Run the fine-tuning script:
python run_finetune.py
Model-related Parameters (4 columns, scroll to view all)
Parameter Name | Type | Default Value | Description |
---|---|---|---|
--repo_id | str | 'Qwen/Qwen3-30B-A3B-Instruct-2507' | HF repository ID |
--local_dir | str | 'qwen3-30b-a3b-instruct' | Local model directory |
--use_unsloth | str | 'false' | Whether to use Unsloth |
--use_qlora | str | 'true' | Whether to use QLoRA |
--data_path | str | 'training_data.jsonl' | Training data path |
--eval_data_path | str | None | Evaluation data path |
--max_samples | str | None | Maximum number of training samples |
--max_eval_samples | str | None | Maximum number of evaluation samples |
--model_max_length | str | '2048' | Maximum sequence length |
--output_dir | str | 'finetune/models/qwen3-30b-a3b-qlora' | Output directory |
--seed | str | '42' | Random seed |
--per_device_train_batch_size | str | '1' | Per-device training batch size |
--per_device_eval_batch_size | str | '1' | Per-device evaluation batch size |
--gradient_accumulation_steps | str | '16' | Gradient accumulation steps |
--learning_rate | str | '2e-4' | Learning rate |
--num_train_epochs | str | '3' | Number of training epochs |
--max_steps | str | '-1' | Maximum steps (-1 means unlimited) |
--lora_r | str | '16' | LoRA rank |
--lora_alpha | str | '32' | LoRA alpha |
--lora_dropout | str | '0.05' | LoRA dropout rate |
--target_modules | str | 'too long, check file' | LoRA target modules |
--weight_decay | str | '0.0' | Weight decay |
--moe_enable | str | 'false' | Whether to enable MoE injection logic |
--moe_lora_scope | str | 'expert_only' | LoRA injection scope |
--moe_expert_patterns | str | 'too long to include here, check file' | Expert linear layer patterns |
--moe_router_patterns | str | 'markdown would parse it, check file' | Router/gating linear layer patterns |
--moe_max_experts_lora | str | '-1' | Max number of LoRA experts per layer |
--moe_dry_run | str | 'false' | Whether to do a dry run only |
--load_precision | str | 'fp16' | Model load precision: int8 / int4 / fp16 |
--logging_steps | str | '1' | Logging interval (steps) |
--eval_steps | str | '50' | Evaluation interval (steps) |
--save_steps | str | '200' | Model save interval (steps) |
--save_total_limit | str | '2' | Maximum number of saved models |
--warmup_ratio | str | '0.05' | Learning rate warmup ratio |
--lr_scheduler_type | str | 'cosine' | Learning rate scheduler type |
--resume_from_checkpoint | str | None | Path to resume training from checkpoint |
--no-gradient_checkpointing | flag | False | Disable gradient checkpointing (enable by adding this flag) |
--no-merge_and_save | flag | False | Do not merge and save model (enable by adding this flag) |
--fp16 | str | 'true' | Whether to use fp16 |
--optim | str | 'adamw_torch_fused' | Optimizer name |
--dataloader_pin_memory | str | 'false' | Whether to pin DataLoader memory |
--dataloader_num_workers | str | '0' | Number of DataLoader workers |
--dataloader_prefetch_factor | str | '2' | DataLoader prefetch factor |
--use_flash_attention_2 | str | 'false' | Use FlashAttention2 (not effective for Unsloth) (enable by adding this flag) |
The parameters are still quite complex — it’s best to consult an AI for help.
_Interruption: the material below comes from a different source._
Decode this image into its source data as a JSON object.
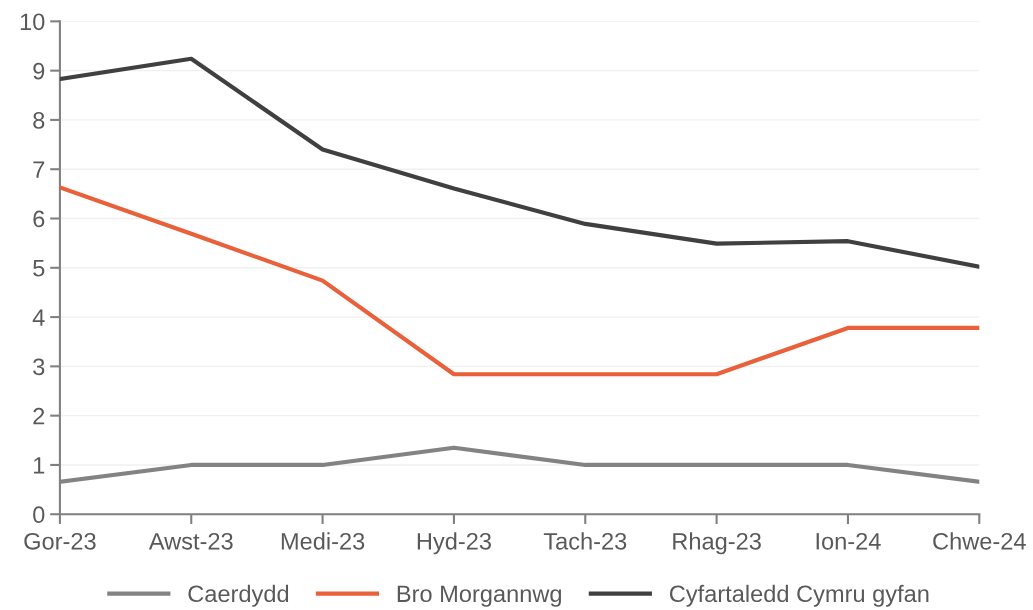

Below is an example of fine-tuning
qwen2.5-7b-instruct
on an RTX 4090:
python3 run_finetune.py --output_dir /root/autodl-fs/qwen2.5-7b-qing-v1 --local_dir ./model/Qwen2.5-7B-Instruct --data_path ./dataset/sft.jsonl --use_qlora true --lora_dropout 0.1 --num_train_epochs 8 --per_device_train_batch_size 4 --per_device_eval_batch_size 4 --gradient_accumulation_steps 8 --learning_rate 2e-5 --lr_scheduler cosine --logging_steps 5 --eval_steps 40 --save_steps 200 --warmup_ratio 0.05 --dataloader_num_workers 16 --fp16 true --use_unsloth true --no-gradient_checkpointing --load_precision int8
Evaluation Set Not Working
- Check that
--eval_data_path
is correct. - Ensure evaluation data format matches training data.
- Look for console output saying “no evaluation data path provided”.
GPU Out of Memory
- Reduce
--per_device_eval_batch_size
. - Reduce
--max_eval_samples
. - Increase the
--eval_steps
interval.
Dev Notes
python3 cli.py train start
This parameter still seems unusable, with many bugs that need fixing.